D’après des estimations, cette nouvelle imposition aurait généré une hausse de 400 % de l’impôt redevable par les étudiants graduate, dont le niveau de vie aurait été, pour beaucoup, ramené de facto sous le seuil de pauvreté.

Ce volet de la réforme ne ciblait pas que les étudiants graduate, mais bel et bien l’ensemble de celles et ceux dédiant des années à leurs études supérieures aux États-Unis. En effet, la réforme prévoyait aussi d’éliminer une réduction d’impôts sur les intérêts payés sur les prêts étudiants, souvent nécessaires pour financer des études.

Les universités privées étaient aussi dans le viseur de la réforme. Une taxe sur les plus gros fonds d’investissements, qui constituent un revenu essentiel pour un bon nombre d’entre elles, a été proposée. Elle engendrerait un coût de plusieurs millions de dollars pour de nombreux établissements prestigieux. Au Texas, le président de Rice University, David Leebron, a exprimé sa forte opposition à cette réforme dans les journaux locaux.

Une version finale moins préoccupante pour les étudiants

Dans une lettre adressée au Congrès le 15 novembre 2017, plus de quarante sociétés savantes affiliées à l’AAAS (American Association for the Advancement of Science) ont exprimé leurs sérieuses craintes sur le projet de loi qui, selon eux, pouvait déstabiliser l’équilibre financier des universités américaines et inciter les étudiants à se détourner des études supérieures, notamment dans les filières scientifiques.

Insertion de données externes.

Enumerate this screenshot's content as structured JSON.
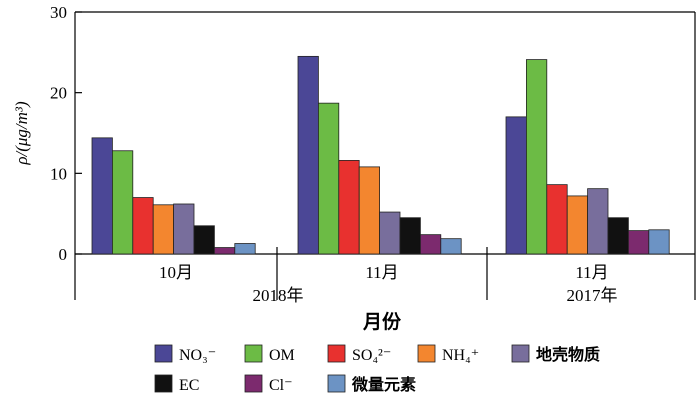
{
  "chart_data": {
    "type": "bar",
    "ylabel": "ρ/(μg/m³)",
    "xlabel": "月份",
    "ylim": [
      0,
      30
    ],
    "yticks": [
      0,
      10,
      20,
      30
    ],
    "grid": false,
    "legend_position": "bottom",
    "groups": [
      {
        "month": "10月",
        "year": "2018年"
      },
      {
        "month": "11月",
        "year": "2018年"
      },
      {
        "month": "11月",
        "year": "2017年"
      }
    ],
    "series": [
      {
        "name": "NO₃⁻",
        "color": "#4b4796",
        "values": [
          14.4,
          24.5,
          17.0
        ]
      },
      {
        "name": "OM",
        "color": "#6cbb45",
        "values": [
          12.8,
          18.7,
          24.1
        ]
      },
      {
        "name": "SO₄²⁻",
        "color": "#e8312f",
        "values": [
          7.0,
          11.6,
          8.6
        ]
      },
      {
        "name": "NH₄⁺",
        "color": "#f3862f",
        "values": [
          6.1,
          10.8,
          7.2
        ]
      },
      {
        "name": "地壳物质",
        "color": "#786e9c",
        "values": [
          6.2,
          5.2,
          8.1
        ]
      },
      {
        "name": "EC",
        "color": "#111111",
        "values": [
          3.5,
          4.5,
          4.5
        ]
      },
      {
        "name": "Cl⁻",
        "color": "#7c2a6e",
        "values": [
          0.8,
          2.4,
          2.9
        ]
      },
      {
        "name": "微量元素",
        "color": "#6c93c4",
        "values": [
          1.3,
          1.9,
          3.0
        ]
      }
    ]
  }
}
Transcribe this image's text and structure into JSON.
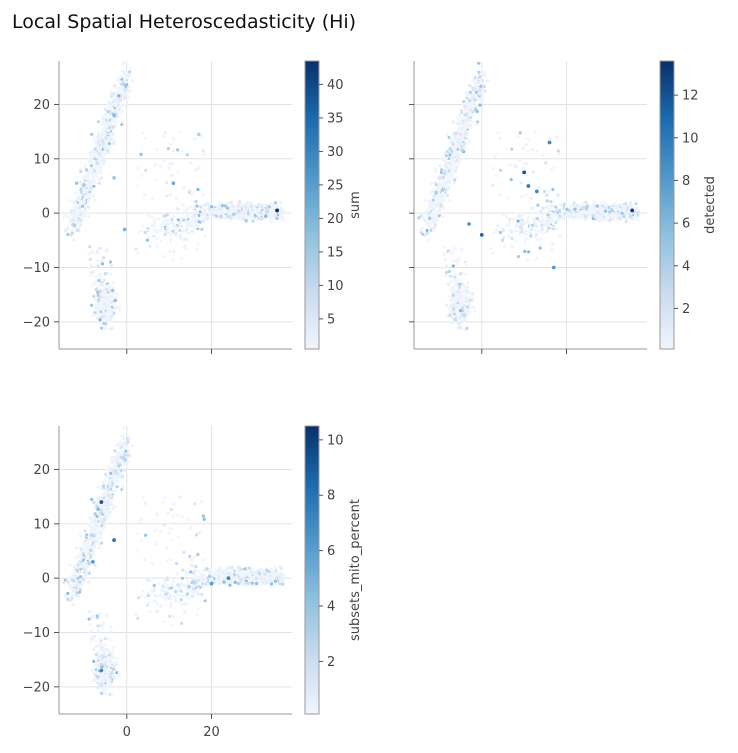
{
  "figure": {
    "title": "Local Spatial Heteroscedasticity (Hi)"
  },
  "chart_data": [
    {
      "type": "scatter",
      "panel": "top-left",
      "colorbar_label": "sum",
      "xlim": [
        -16,
        39
      ],
      "ylim": [
        -25,
        28
      ],
      "xticks": [
        0,
        20
      ],
      "xtick_labels_shown": false,
      "yticks": [
        -20,
        -10,
        0,
        10,
        20
      ],
      "ytick_labels_shown": true,
      "color_range": [
        0.5,
        43.5
      ],
      "colorbar_ticks": [
        5,
        10,
        15,
        20,
        25,
        30,
        35,
        40
      ],
      "colormap": [
        "#f1f5fc",
        "#c8dbef",
        "#8ec0de",
        "#4f97ca",
        "#1c6aae",
        "#08306b"
      ],
      "grid": true,
      "hotspots": [
        {
          "x": 35.5,
          "y": 0.5,
          "value": 43
        },
        {
          "x": 11,
          "y": 5.5,
          "value": 22
        },
        {
          "x": -0.5,
          "y": -3,
          "value": 20
        },
        {
          "x": -3,
          "y": 6.5,
          "value": 15
        },
        {
          "x": 17,
          "y": 14.5,
          "value": 12
        }
      ]
    },
    {
      "type": "scatter",
      "panel": "top-right",
      "colorbar_label": "detected",
      "xlim": [
        -16,
        39
      ],
      "ylim": [
        -25,
        28
      ],
      "xticks": [
        0,
        20
      ],
      "xtick_labels_shown": false,
      "yticks": [
        -20,
        -10,
        0,
        10,
        20
      ],
      "ytick_labels_shown": false,
      "color_range": [
        0.1,
        13.6
      ],
      "colorbar_ticks": [
        2,
        4,
        6,
        8,
        10,
        12
      ],
      "colormap": [
        "#f1f5fc",
        "#c8dbef",
        "#8ec0de",
        "#4f97ca",
        "#1c6aae",
        "#08306b"
      ],
      "grid": true,
      "hotspots": [
        {
          "x": 35.5,
          "y": 0.5,
          "value": 13
        },
        {
          "x": 10,
          "y": 7.5,
          "value": 12
        },
        {
          "x": 0,
          "y": -4,
          "value": 11
        },
        {
          "x": 11,
          "y": 5,
          "value": 10
        },
        {
          "x": 16,
          "y": 13,
          "value": 9
        },
        {
          "x": 13,
          "y": 4,
          "value": 9
        },
        {
          "x": -3,
          "y": -2,
          "value": 8
        },
        {
          "x": 17,
          "y": -10,
          "value": 8
        }
      ]
    },
    {
      "type": "scatter",
      "panel": "bottom-left",
      "colorbar_label": "subsets_mito_percent",
      "xlim": [
        -16,
        39
      ],
      "ylim": [
        -25,
        28
      ],
      "xticks": [
        0,
        20
      ],
      "xtick_labels": [
        "0",
        "20"
      ],
      "xtick_labels_shown": true,
      "yticks": [
        -20,
        -10,
        0,
        10,
        20
      ],
      "ytick_labels_shown": true,
      "color_range": [
        0.1,
        10.5
      ],
      "colorbar_ticks": [
        2,
        4,
        6,
        8,
        10
      ],
      "colormap": [
        "#f1f5fc",
        "#c8dbef",
        "#8ec0de",
        "#4f97ca",
        "#1c6aae",
        "#08306b"
      ],
      "grid": true,
      "hotspots": [
        {
          "x": -6,
          "y": 14,
          "value": 9
        },
        {
          "x": -3,
          "y": 7,
          "value": 8
        },
        {
          "x": 24,
          "y": 0,
          "value": 7
        },
        {
          "x": 20,
          "y": -1,
          "value": 6
        },
        {
          "x": -8,
          "y": 3,
          "value": 6
        },
        {
          "x": -6,
          "y": -17,
          "value": 7
        }
      ]
    }
  ]
}
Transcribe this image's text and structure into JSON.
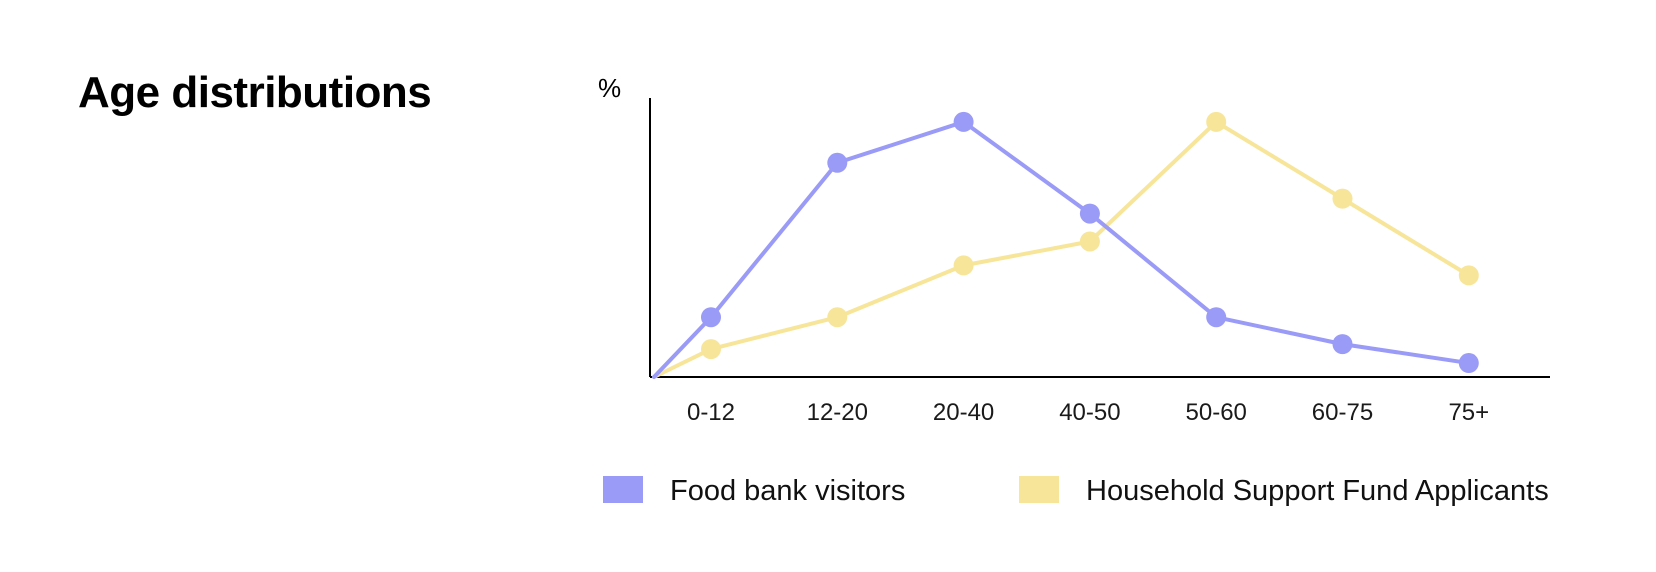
{
  "page": {
    "title": "Age distributions"
  },
  "chart_data": {
    "type": "line",
    "title": "",
    "xlabel": "",
    "ylabel": "%",
    "categories": [
      "0-12",
      "12-20",
      "20-40",
      "40-50",
      "50-60",
      "60-75",
      "75+"
    ],
    "origin_value": 0,
    "ylim": [
      0,
      28
    ],
    "grid": false,
    "y_tick_labels": false,
    "legend_position": "bottom",
    "series": [
      {
        "name": "Food bank visitors",
        "color": "#9a9af7",
        "values": [
          6,
          21.5,
          25.6,
          16.4,
          6,
          3.3,
          1.4
        ]
      },
      {
        "name": "Household Support Fund Applicants",
        "color": "#f7e59a",
        "values": [
          2.8,
          6,
          11.2,
          13.6,
          25.6,
          17.9,
          10.2
        ]
      }
    ]
  }
}
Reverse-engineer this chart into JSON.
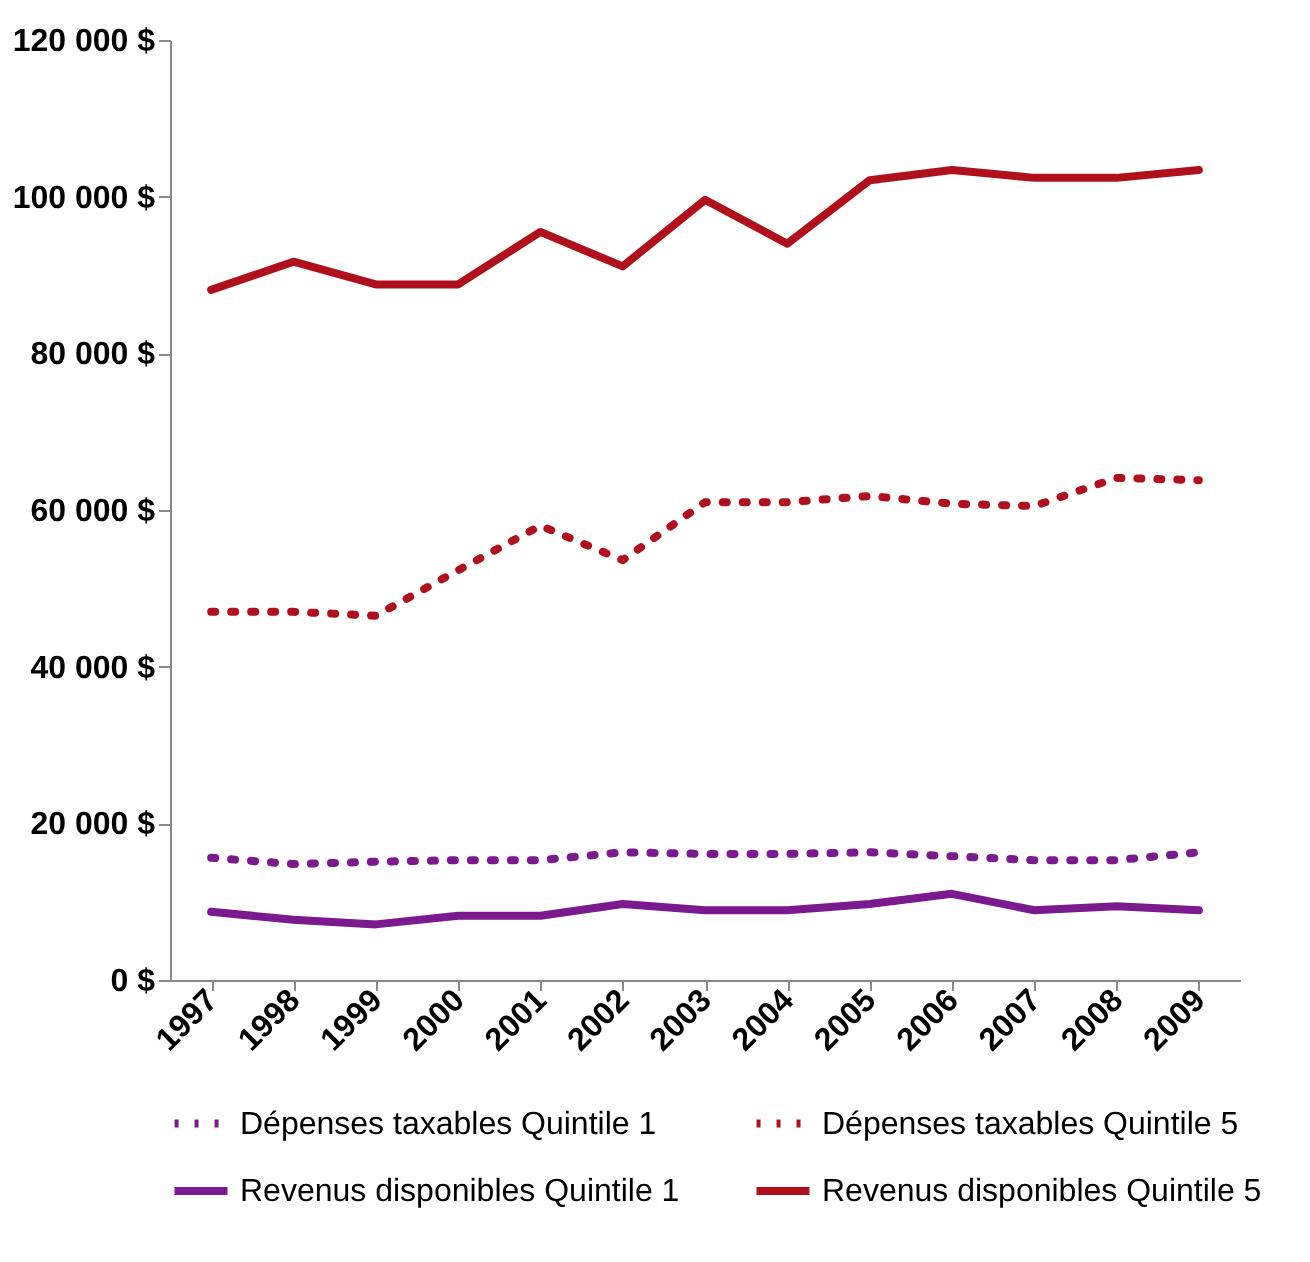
{
  "chart_data": {
    "type": "line",
    "categories": [
      "1997",
      "1998",
      "1999",
      "2000",
      "2001",
      "2002",
      "2003",
      "2004",
      "2005",
      "2006",
      "2007",
      "2008",
      "2009"
    ],
    "ylim": [
      0,
      120000
    ],
    "yticks": [
      {
        "value": 0,
        "label": "0 $"
      },
      {
        "value": 20000,
        "label": "20 000 $"
      },
      {
        "value": 40000,
        "label": "40 000 $"
      },
      {
        "value": 60000,
        "label": "60 000 $"
      },
      {
        "value": 80000,
        "label": "80 000 $"
      },
      {
        "value": 100000,
        "label": "100 000 $"
      },
      {
        "value": 120000,
        "label": "120 000 $"
      }
    ],
    "grid": false,
    "legend": "bottom",
    "marker": "none",
    "series": [
      {
        "name": "Dépenses taxables Quintile 1",
        "color": "#7b1a8e",
        "line_style": "dotted",
        "values": [
          15600,
          14800,
          15100,
          15300,
          15300,
          16300,
          16100,
          16100,
          16300,
          15800,
          15300,
          15300,
          16300
        ]
      },
      {
        "name": "Dépenses taxables Quintile 5",
        "color": "#b0101c",
        "line_style": "dotted",
        "values": [
          47000,
          47000,
          46500,
          52300,
          58000,
          53600,
          61000,
          61000,
          61800,
          60800,
          60500,
          64100,
          63800
        ]
      },
      {
        "name": "Revenus disponibles Quintile 1",
        "color": "#7b1a8e",
        "line_style": "solid",
        "values": [
          8700,
          7700,
          7100,
          8200,
          8200,
          9700,
          8900,
          8900,
          9700,
          11000,
          8900,
          9400,
          8900
        ]
      },
      {
        "name": "Revenus disponibles Quintile 5",
        "color": "#b0101c",
        "line_style": "solid",
        "values": [
          88100,
          91700,
          88800,
          88800,
          95500,
          91100,
          99600,
          94000,
          102100,
          103400,
          102400,
          102400,
          103400
        ]
      }
    ]
  }
}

Le Sénat semble avoir entendu la préoccupation majeure des universitaires concernant l’exemption des frais de scolarité : celle-ci continuera à ne pas être considérée comme un revenu imposable dans le texte de loi finalement adopté. De même, le crédit d’impôt accordé au titre des intérêts d’emprunts contractés pour les études supérieures reste intact, ainsi que le crédit d’impôts des sociétés pour la R&D. En revanche, la nouvelle taxe (accise) sur les revenus de placement de certaines universités privées sera bien mise en place, contre l’avis de l’Association des Universités Américaines (AAU) ayant dénoncé un siphonnage des moyens fléchés sur des programmes d’aide pour les étudiants.